Als ich vor zwei Jahren im Hamburger Schanzenviertel erstmals bewußt das zeitgeistige Jungvolk mit Beck’s Gold im Anschlag durch die Straßen promenieren sah, dachte ich noch, es handle sich um eine hanseatische Spezialität. Inzwischen – und nach diversen passiven wie auch aktiven Selbstversuchen in Berlin und Dresden – weiß ich: Bier (= aus Malz, Hopfen, Hefe und Wasser gegorenes, kohlensäurehaltiges, würziges, leicht alkoholisches Getränk, ebenda, Seite 258) ist ein auch im öffentlichen Leben weithin akzeptiertes Zivilisationsgetränk, und mit so einer Flasche als Begleiter lassen sich die vielen einsamen Wege in der Postmodernität viel schneller und direkter zurücklegen. Auf Straßen und Plätzen, in U-, S- und Straßenbahnen – überall kommen einem coole, kaum gealterte Menschen entgegen, die mit der Flasche spazierengehen, in der das „würzige, leicht alkoholische Getränk“ vor sich hinschaukelt.
Und da denke ich: Ist es nicht toll, in was für einer harmonischen Welt wir leben? Eine Leichtigkeit liegt über allem, der Sommer ist nahe. Die Menschen lieben einander, alle plaudern angeregt – die einen aus dem Nähkästchen, die anderen aus dem Nähkörbchen –, und nicht nur die Gute-Laune-Kinder aus der Kinowerbung haben sich schon ihre Bierflasche in der Strandhütte geholt.
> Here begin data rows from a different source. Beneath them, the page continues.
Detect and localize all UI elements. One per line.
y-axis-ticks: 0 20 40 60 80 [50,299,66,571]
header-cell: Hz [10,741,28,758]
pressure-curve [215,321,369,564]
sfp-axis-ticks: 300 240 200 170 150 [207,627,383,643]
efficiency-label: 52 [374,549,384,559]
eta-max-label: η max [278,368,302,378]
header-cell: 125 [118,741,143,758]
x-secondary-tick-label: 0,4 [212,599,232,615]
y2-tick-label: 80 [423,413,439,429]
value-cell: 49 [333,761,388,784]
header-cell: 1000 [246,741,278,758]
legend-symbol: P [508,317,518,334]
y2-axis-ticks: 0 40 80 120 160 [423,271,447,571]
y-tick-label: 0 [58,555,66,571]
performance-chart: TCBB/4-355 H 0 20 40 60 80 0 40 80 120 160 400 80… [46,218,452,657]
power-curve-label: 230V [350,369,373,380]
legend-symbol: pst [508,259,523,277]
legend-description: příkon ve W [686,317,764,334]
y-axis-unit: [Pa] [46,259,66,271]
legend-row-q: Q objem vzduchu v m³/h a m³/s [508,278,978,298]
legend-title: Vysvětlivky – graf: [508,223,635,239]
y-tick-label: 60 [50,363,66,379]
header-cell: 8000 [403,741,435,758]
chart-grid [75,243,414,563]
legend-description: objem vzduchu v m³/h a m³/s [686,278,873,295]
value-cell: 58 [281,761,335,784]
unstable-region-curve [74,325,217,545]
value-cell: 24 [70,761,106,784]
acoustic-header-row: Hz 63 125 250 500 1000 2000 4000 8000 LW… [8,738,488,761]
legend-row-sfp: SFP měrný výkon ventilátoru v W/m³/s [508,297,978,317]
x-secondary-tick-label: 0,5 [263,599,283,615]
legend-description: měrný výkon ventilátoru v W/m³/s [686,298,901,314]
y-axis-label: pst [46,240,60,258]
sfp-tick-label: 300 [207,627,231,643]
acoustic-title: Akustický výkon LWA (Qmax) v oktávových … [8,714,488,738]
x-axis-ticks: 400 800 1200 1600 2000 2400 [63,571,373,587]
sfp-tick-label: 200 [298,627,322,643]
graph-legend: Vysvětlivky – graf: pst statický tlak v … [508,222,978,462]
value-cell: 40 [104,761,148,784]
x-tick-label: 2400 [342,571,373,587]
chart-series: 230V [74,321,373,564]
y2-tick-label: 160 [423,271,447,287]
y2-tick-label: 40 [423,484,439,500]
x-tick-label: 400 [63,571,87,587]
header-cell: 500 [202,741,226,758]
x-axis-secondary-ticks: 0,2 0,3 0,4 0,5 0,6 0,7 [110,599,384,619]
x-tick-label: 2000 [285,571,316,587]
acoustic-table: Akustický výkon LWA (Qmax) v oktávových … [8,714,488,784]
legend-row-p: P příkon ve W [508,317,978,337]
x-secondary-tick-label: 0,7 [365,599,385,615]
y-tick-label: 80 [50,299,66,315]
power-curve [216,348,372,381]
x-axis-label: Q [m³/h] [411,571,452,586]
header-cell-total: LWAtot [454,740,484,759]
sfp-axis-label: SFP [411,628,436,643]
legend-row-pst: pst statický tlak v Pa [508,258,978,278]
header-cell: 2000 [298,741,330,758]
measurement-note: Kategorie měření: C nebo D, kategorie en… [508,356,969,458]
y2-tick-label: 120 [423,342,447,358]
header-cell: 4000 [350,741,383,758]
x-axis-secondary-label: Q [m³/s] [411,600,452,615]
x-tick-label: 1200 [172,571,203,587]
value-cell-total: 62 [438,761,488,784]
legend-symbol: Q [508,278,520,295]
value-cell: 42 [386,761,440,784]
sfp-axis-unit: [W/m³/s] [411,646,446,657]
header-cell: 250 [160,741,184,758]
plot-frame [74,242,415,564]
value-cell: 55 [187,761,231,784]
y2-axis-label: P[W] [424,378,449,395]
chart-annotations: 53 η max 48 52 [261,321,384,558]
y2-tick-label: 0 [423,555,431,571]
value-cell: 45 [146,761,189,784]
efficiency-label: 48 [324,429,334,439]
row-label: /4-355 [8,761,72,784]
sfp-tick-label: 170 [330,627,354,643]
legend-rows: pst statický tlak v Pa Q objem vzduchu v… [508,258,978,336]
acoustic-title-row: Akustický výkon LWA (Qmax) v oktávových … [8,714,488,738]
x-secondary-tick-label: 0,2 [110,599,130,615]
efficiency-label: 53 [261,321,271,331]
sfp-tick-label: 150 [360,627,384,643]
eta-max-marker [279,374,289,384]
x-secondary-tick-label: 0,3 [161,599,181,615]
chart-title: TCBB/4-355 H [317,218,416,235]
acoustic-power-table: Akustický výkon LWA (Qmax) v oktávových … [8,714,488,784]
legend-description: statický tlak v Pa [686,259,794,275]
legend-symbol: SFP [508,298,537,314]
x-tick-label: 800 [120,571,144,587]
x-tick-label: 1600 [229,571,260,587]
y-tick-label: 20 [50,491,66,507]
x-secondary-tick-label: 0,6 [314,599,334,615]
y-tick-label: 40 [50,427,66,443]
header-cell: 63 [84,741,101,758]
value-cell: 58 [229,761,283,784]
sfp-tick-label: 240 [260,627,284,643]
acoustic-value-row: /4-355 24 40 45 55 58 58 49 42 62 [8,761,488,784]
Da fällt es dann gar nicht weiter auf, wenn in der Großstadt gelegentlich ein Radfahrer laut aufflucht, weil aus seinem Hinterreifen, mit dem er eben in eine unsichtbare, bissige Scherbe gefahren ist, die Luft entweicht... (Das nur, um die Sache zu einem nachdenklichen Ende zu bringen, das alle angeht.)